What does the term "Stopword" mean in MySQL?


I'm currently studying about MySQL command and got stuck at using the "MATCH...AGAINST" command on FULLTEXT index. It returns an "empty set" when it's against a "stopword"(which is "and" in my case).

Here's what I did. The database I'm working on contains a list of books and their author. I'm trying to select the entries that contain "and" in their title. Here's a list in my 'classics' table.

+--------------------+------------------------------+
| author             | title                        |
+--------------------+------------------------------+
| Mark Twain         | The Adventures of Tom Sawyer |
| Jane Austen        | Pride and Prejudice          |
| Charles Darwin     | The Origin of Species        |
| Charles Dickens    | The Old Curiosity Shop       |
| William Shakespear | Romeo and Juliet             |
+--------------------+------------------------------+

This is the code I've written

SELECT author, title FROM classics
WHERE MATCH(author, title) AGAINST('and');

Empty set (0.00 sec)

The result in my expectation was "Pride and Prejudice" and "Romeo and Juliet" instead of "Empty set (0.00 sec)". I now realized that "and" is a stopword.

My question is What does the "stopword" mean and how do I know which word is a stopword? And what should I do if I really want to select the query which contains "and" in its title?


Solution

  • My question is What does the "stopword" mean ...

    A stopword is a word that will be ignored when given as a keyword in a full-text search.

    For more information read the Wikipedia page on stopwords.

    MySQL uses the term in a way that is consistent with the normal definition.

    ... and how do I know which word is a stopword?

    For InnoDB tables you can query the INFORMATION_SCHEMA.INNODB_FT_DEFAULT_STOPWORD table.

    For MyISAM search indexes, the stopwords are loaded from a file. It may be possible to read the file at runtime using Java file I/O, but it apparently can't be accessed via a database query.

    And what should I do if I really want to select the query which contains "and" in its title?

    The MySQL documentation explains how to do it; see Section 12.9.4 Full-Text Stopwords. (There is too much detail to copy it here.)

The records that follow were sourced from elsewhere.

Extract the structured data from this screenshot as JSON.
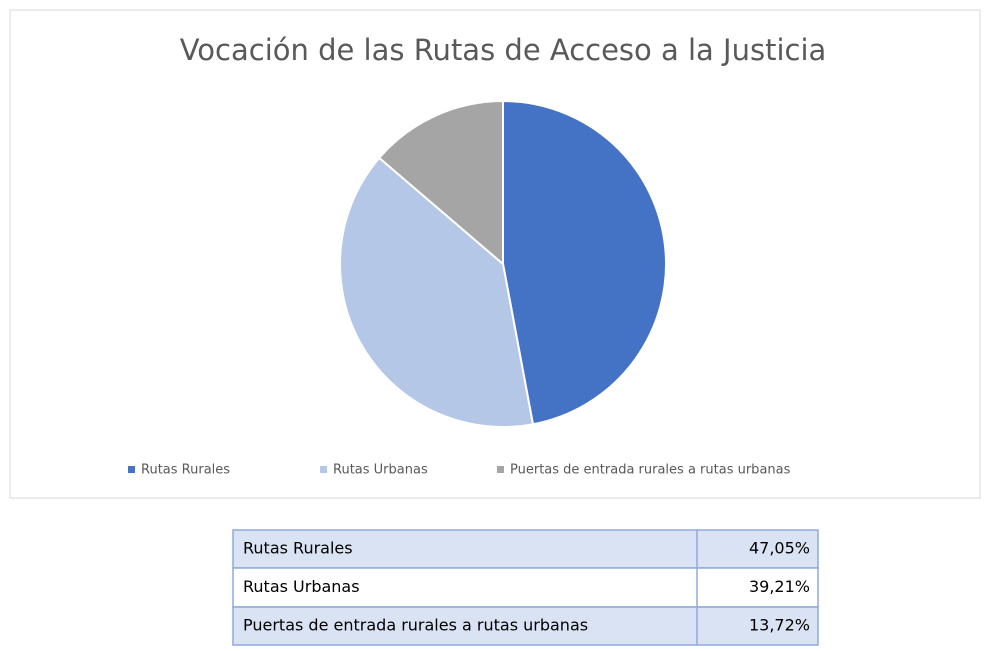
{
  "chart_data": {
    "type": "pie",
    "title": "Vocación de las Rutas de Acceso a la Justicia",
    "categories": [
      "Rutas Rurales",
      "Rutas Urbanas",
      "Puertas de entrada rurales a rutas urbanas"
    ],
    "values": [
      47.05,
      39.21,
      13.72
    ],
    "value_labels": [
      "47,05%",
      "39,21%",
      "13,72%"
    ],
    "colors": [
      "#4472c4",
      "#b4c7e7",
      "#a5a5a5"
    ],
    "legend": "bottom"
  }
}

    My reading is that you need to make configuration changes and restart the database server to change the stopwords. For InnoDB tables you also need to regenerate the table's full-text index.

    That means that you cannot change the stopwords for each query ... if that is what you are aiming to do. But you could explicitly query for a stopword using LIKE; e.g.

    SELECT author, title FROM classics
    WHERE title LIKE '% and %';
    

    That query would probably entail a table scan, so you want to avoid it if possible.